Thursday, February 20, 2020

Theory and head spinning

I STARTED DABBLING with the guitar around 40 years ago. It's only taken that long to figure out a C6 guitar chord. Hooray for me!

Most students are interested in technique, learning chords and strumming to songs. Guitar isn't hard to figure out if you have the time and the interest. If you have the passion, it's incredible how much stuff there is to learn. And as long as I teach, I will learn.

When I quit my real job 7 1/2 years ago, I had to buckle down and learn more about scales and fretboard navigation. But my guitar playing didn't really improve until I started studying theory, and that's a recent development.

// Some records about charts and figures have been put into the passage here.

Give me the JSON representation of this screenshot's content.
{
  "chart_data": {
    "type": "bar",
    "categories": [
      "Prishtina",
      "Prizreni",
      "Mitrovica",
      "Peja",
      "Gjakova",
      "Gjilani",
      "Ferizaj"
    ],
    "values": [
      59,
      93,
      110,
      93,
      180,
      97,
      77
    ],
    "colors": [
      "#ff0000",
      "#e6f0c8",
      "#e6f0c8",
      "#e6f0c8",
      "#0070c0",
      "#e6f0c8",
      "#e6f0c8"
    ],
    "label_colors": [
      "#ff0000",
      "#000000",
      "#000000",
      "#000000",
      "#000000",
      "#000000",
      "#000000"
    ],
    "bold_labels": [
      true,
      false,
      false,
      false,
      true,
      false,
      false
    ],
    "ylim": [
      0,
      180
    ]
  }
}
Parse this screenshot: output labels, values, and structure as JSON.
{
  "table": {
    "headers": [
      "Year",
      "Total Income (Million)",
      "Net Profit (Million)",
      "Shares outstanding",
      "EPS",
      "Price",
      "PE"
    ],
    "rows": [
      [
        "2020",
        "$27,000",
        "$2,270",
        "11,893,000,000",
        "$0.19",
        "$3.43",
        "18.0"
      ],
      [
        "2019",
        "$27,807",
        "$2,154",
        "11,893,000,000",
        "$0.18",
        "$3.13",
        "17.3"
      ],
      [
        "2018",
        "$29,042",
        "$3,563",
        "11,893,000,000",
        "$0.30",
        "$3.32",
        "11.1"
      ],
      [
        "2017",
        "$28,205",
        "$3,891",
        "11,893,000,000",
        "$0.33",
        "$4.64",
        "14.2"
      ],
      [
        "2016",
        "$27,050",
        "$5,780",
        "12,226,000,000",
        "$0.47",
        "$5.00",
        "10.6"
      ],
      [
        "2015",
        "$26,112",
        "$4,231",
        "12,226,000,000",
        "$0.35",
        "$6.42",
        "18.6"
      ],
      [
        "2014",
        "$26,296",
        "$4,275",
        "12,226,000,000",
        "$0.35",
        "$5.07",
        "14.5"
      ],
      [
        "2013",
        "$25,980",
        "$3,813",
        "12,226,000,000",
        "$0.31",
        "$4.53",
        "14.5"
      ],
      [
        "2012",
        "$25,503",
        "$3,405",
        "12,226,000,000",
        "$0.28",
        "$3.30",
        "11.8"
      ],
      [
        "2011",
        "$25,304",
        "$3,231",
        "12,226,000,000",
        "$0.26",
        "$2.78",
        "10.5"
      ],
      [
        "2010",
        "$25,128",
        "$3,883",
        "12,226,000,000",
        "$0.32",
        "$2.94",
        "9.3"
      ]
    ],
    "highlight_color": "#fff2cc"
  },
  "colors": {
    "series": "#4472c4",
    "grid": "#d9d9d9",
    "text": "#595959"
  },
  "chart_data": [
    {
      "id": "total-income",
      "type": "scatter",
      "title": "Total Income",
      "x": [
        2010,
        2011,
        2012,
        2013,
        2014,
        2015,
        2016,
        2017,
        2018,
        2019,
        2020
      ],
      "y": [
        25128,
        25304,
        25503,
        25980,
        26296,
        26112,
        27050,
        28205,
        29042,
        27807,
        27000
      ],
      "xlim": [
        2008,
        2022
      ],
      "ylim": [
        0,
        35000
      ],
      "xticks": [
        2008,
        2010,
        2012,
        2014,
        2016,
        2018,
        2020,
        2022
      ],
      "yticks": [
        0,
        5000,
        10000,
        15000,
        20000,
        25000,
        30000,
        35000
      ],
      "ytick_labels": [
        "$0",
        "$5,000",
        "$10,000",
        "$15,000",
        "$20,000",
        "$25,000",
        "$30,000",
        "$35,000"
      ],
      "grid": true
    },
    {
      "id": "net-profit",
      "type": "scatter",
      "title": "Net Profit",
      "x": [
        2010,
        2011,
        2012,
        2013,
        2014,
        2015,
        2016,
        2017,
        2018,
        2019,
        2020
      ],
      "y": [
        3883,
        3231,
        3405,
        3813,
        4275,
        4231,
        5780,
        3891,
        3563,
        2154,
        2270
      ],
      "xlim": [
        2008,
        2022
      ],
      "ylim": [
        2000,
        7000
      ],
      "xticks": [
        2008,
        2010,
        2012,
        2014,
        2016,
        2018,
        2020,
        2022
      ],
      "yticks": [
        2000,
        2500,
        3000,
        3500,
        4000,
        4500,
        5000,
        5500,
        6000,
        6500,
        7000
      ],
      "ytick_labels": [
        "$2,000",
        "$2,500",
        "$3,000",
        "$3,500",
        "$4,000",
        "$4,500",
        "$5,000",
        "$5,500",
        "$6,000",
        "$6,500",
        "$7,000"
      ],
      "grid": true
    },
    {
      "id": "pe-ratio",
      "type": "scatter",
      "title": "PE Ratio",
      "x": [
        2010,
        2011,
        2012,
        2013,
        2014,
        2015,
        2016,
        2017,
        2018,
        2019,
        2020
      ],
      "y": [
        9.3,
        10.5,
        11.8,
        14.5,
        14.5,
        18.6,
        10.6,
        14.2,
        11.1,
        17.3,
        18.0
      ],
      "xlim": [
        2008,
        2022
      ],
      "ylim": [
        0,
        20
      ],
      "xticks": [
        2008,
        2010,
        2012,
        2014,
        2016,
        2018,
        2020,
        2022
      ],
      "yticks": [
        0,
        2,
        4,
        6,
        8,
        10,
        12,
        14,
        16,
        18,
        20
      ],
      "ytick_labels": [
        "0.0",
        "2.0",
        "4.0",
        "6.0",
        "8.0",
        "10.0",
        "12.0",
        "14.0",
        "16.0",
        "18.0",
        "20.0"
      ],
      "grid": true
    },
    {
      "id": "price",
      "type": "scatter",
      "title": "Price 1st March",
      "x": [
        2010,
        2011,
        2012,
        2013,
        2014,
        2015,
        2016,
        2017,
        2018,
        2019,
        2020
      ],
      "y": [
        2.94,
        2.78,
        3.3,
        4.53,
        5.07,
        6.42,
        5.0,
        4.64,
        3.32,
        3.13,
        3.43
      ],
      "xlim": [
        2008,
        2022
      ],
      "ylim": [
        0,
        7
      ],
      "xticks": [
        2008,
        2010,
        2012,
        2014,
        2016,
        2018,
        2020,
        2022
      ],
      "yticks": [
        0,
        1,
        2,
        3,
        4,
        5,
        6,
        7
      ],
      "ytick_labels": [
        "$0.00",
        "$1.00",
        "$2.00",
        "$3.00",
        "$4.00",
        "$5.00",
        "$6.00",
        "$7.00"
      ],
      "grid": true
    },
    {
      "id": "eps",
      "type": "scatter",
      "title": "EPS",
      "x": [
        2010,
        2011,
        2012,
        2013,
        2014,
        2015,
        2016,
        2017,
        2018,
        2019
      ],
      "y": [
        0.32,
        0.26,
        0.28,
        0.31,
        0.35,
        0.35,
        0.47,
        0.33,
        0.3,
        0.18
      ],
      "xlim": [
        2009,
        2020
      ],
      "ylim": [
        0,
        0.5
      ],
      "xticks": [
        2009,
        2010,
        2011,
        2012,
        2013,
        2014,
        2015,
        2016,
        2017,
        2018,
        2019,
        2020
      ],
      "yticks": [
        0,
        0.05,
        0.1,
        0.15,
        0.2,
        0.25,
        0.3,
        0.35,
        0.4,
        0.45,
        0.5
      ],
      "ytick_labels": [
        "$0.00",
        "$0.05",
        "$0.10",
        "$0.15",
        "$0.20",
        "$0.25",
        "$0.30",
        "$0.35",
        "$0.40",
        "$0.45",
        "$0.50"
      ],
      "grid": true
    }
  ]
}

In the past month I've had several older students ask why things work the way they do. Basically it starts with learning a major scale, then taking the root, third and fifth notes to play a major chord.

Easy peazy, right?

Well, not really. It gets really complicated. And this circle of fifths thing is enough to drive anybody mad. I'm crazy already so maybe it's no big deal.

If you are good at math you can figure out this guitar theory thing. I'm horrible at math. But I'm trying.

Last night a student and I figured out that a G4 and G suspended are the same thing. Suddenly we can rule the world. Then we went through the scale thing and I attempted to play a C6. It was strange using a pinky finger and altering the normal fingering. Nah. That can't be a C6.

We looked at the chord book. And there it was, a C6. Turns out my guess was right. Hooray for the teacher! Maybe he can get a little star next to his name and a ribbon for participating.

It's way cool when the light goes on and it makes sense.

Just how do you play an augmented 7th flat 9th? Hold on, Let me grab my chord book, and then twist my mind into a knot. After all, you never stop learning. Ever.